Wyeth’s response?  What else?  Cut costs.  How?  Eliminate the infectious diseases therapeutic area. Almost 100 people were either fired or moved to other positions within the company.  A skeleton crew of 10 or so was left to support a couple of projects in clinical development.  The most important of those was tigecycline, which was finally launched in 2005 and is now selling almost $500 million per year.

J&J recently severely cut back on their antibiotics research effort after their failure to get ceftobiprole approved by either the FDA or the European regulators.  They are also in the midst of a severe manufacturing crisis affecting key generic products like Tyleonol.   This is also hitting their bottom line and their stock price.  Will antibiotics come back to J&J anytime soon?  I doubt it.

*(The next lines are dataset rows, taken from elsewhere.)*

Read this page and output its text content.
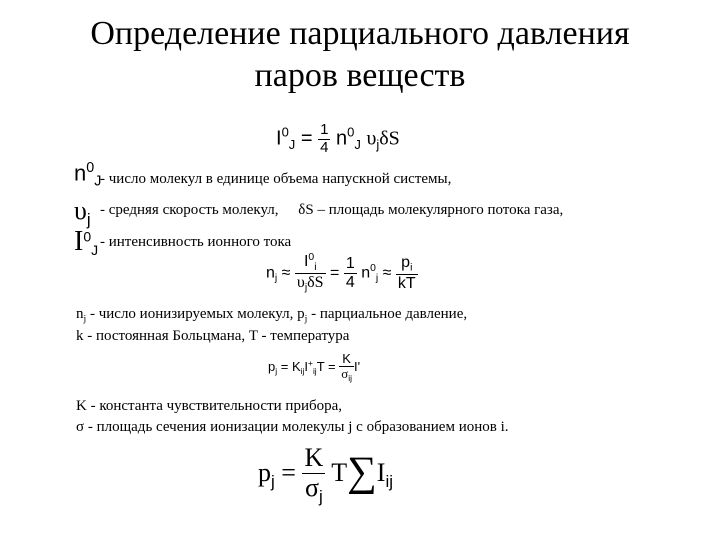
Определение парциального давления
паров веществ
$I^0_J = \frac{1}{4} n^0_J$ $\upsilon_j\delta S$
$n^0_J$
- число молекул в единице объема напускной системы,
$\upsilon_j$ - средняя скорость молекул, δS – площадь молекулярного потока газа,
$I^0_J$ - интенсивность ионного тока
$n_j \approx \frac{I^0_i}{\upsilon_j\delta S} = \frac{1}{4} n^0_j \approx \frac{p_i}{kT}$
$n_j$ - число ионизируемых молекул, $p_j$ - парциальное давление,
k - постоянная Больцмана, T - температура
$p_j = K_{ij}I^+_{ij}T = \frac{K}{\sigma_{ij}} I'$
K - константа чувствительности прибора,
σ - площадь сечения ионизации молекулы j с образованием ионов i.
$p_j = \frac{K}{\sigma_j} T\sum I_{ij}$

At GSK, Avandia was selling $3B per year in 2007.  Because of recurring safety concerns, sales are now hovering around $1.2B and falling.   GSK’s stock has fallen roughly 25% overall since the beginning of this year.  So, the Avandia scandal is not causing as big a hit on GSK’s bottom line as the Premarin results did for Wyeth.  But, given large pharma’s constant ambivalence towards antibiotics, there is always the possibility that GSK will react the same way as Wyeth and J&J.   While I believe that GSK has come to believe that the antibiotics marketplace is a reasonable one, I think that of all their therapeutic areas, antibiotics remains at high risk within this large behemoth company.  The same is probably true of other large pharma companies as well.

Avandia and the fate of products like Avandia threaten our access to new antibiotics because they cause large pharmaceutical companies to reconsider their priorities in terms of return on investment.  When these giants need to cut costs, public health considerations like the need for new antibiotics are frequently not their first consideration.  Nor should they be.  These companies exist to provide a return for their shareholders, not to provide for public health.  When these two needs intersect, both the company and public health benefit.  In the case of antibiotics, it seems that there is more likely to be a fork in the road than an intersection.